L’écrivain Jonathan Littell a suivi le parcours de Vladimir Poutine depuis son arrivée au pouvoir. Il a notamment écrit plusieurs ouvrages sur la guerre en Tchétchénie. «Même si cela nous paraît inconcevable, écrit-il aujourd’hui, je pense qu’il est parfaitement capable de faire à Kiev ce qu’il a fait à Grozny ou à Alep, d’engager son artillerie lourde, ses avions bombardiers et de raser une grande partie de la ville s’il le faut, pour vaincre la résistance ukrainienne. Cette situation est plus qu’atroce, plus que périlleuse».

«Il a abattu toutes ses cartes»

Quant à la question cruciale d’une extension du conflit à l’ouest, Jonathan Littell est hélas pessimiste: «Hier, c’était Alep, aujourd’hui c’est Kiev et moi, ce que je pense très profondément, c’est que si on le laisse faire à Kiev, demain, ce sera chez nous, en Europe. Il semble que son isolement depuis quelques années a sérieusement affecté sa prise de décision rationnelle et de jugement. Là, il a abattu toutes ses cartes d’un coup, donc il ne s’est pas laissé de porte de sortie, ce qui est nouveau pour lui. Avant, il en avait toujours une».

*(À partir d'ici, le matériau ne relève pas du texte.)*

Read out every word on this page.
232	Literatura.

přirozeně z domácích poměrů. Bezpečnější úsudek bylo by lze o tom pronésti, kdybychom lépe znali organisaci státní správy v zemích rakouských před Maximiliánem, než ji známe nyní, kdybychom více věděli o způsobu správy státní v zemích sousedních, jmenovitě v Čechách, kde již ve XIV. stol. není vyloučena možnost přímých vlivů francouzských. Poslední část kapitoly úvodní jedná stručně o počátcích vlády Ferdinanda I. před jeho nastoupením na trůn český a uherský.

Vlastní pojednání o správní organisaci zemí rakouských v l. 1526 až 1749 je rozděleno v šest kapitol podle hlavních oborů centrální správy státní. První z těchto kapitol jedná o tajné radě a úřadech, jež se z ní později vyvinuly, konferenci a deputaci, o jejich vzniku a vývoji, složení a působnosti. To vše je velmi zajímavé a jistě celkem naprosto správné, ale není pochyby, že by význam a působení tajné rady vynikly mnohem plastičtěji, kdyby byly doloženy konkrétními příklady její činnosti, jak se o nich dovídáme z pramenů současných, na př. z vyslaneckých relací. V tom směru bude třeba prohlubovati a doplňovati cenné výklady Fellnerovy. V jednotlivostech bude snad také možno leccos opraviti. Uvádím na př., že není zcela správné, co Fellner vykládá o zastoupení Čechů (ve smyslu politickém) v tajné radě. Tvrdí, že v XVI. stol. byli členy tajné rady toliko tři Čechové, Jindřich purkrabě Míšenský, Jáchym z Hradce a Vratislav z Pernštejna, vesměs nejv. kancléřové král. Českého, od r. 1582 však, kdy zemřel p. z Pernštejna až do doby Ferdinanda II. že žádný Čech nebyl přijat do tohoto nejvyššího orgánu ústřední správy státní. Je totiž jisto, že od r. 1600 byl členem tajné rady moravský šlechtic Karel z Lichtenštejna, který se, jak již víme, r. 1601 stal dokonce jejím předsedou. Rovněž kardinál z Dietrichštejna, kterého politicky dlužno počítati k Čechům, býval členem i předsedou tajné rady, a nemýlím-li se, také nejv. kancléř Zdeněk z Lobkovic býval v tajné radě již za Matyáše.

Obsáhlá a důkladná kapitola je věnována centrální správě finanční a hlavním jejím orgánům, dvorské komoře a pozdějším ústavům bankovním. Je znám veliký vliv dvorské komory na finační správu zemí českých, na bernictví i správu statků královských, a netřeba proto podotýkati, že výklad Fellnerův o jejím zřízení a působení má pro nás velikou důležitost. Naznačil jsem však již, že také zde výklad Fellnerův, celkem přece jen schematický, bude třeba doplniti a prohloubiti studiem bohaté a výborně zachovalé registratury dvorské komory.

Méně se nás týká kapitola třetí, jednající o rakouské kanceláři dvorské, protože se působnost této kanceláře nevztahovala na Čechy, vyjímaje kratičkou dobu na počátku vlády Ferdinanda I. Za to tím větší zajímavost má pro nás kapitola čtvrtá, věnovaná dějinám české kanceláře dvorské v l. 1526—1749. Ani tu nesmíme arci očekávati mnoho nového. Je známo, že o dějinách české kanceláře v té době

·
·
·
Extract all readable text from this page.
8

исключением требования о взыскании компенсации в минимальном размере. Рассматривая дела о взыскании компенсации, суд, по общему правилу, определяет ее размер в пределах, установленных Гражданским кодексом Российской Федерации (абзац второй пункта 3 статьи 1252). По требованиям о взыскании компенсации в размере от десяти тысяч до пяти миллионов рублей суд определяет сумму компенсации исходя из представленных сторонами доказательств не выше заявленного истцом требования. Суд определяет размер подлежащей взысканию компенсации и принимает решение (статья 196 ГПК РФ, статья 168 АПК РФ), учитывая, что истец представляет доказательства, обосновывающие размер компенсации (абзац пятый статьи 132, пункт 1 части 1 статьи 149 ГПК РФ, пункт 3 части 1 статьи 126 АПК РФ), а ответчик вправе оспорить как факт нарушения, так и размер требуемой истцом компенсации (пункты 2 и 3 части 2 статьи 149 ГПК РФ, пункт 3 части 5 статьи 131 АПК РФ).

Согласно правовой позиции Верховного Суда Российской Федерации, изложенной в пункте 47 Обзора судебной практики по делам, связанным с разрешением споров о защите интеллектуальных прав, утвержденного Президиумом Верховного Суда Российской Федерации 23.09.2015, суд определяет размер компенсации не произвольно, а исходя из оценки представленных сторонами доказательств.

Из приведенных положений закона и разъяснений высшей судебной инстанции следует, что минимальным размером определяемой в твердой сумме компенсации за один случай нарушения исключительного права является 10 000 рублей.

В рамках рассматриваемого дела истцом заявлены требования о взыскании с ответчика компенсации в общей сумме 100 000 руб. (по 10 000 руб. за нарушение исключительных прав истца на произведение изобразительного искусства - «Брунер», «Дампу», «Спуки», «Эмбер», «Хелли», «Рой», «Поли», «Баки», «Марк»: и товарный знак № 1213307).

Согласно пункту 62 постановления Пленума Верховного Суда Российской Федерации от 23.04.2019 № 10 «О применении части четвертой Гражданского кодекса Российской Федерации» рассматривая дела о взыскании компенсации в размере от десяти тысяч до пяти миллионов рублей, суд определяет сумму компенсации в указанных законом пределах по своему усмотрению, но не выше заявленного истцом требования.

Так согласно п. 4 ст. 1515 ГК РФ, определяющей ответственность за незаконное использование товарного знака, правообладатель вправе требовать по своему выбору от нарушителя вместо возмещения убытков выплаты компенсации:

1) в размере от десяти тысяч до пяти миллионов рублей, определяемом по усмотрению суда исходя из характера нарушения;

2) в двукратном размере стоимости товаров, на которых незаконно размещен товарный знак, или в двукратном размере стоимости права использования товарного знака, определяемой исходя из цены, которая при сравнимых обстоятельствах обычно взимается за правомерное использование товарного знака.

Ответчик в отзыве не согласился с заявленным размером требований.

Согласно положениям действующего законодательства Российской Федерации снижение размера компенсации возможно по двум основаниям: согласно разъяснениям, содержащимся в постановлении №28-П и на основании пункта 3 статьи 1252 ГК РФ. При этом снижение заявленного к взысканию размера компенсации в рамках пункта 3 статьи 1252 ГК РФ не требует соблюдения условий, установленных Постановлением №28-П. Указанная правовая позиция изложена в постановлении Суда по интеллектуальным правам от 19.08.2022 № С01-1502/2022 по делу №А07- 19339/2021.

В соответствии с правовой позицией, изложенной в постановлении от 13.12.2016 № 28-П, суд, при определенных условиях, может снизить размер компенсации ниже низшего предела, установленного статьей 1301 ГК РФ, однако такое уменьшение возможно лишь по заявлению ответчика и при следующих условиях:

Quant à Vladimir Poutine lui-même, il a déclaré samedi que les sanctions prises contre la Russie «s’apparentent à une déclaration de guerre». Serait-ce déjà le casus belli qui étendra le conflit? «Dieu merci, on n’en est pas encore arrivé là», ajoute le chef du Kremlin. Mais qui veut croire encore à sa parole?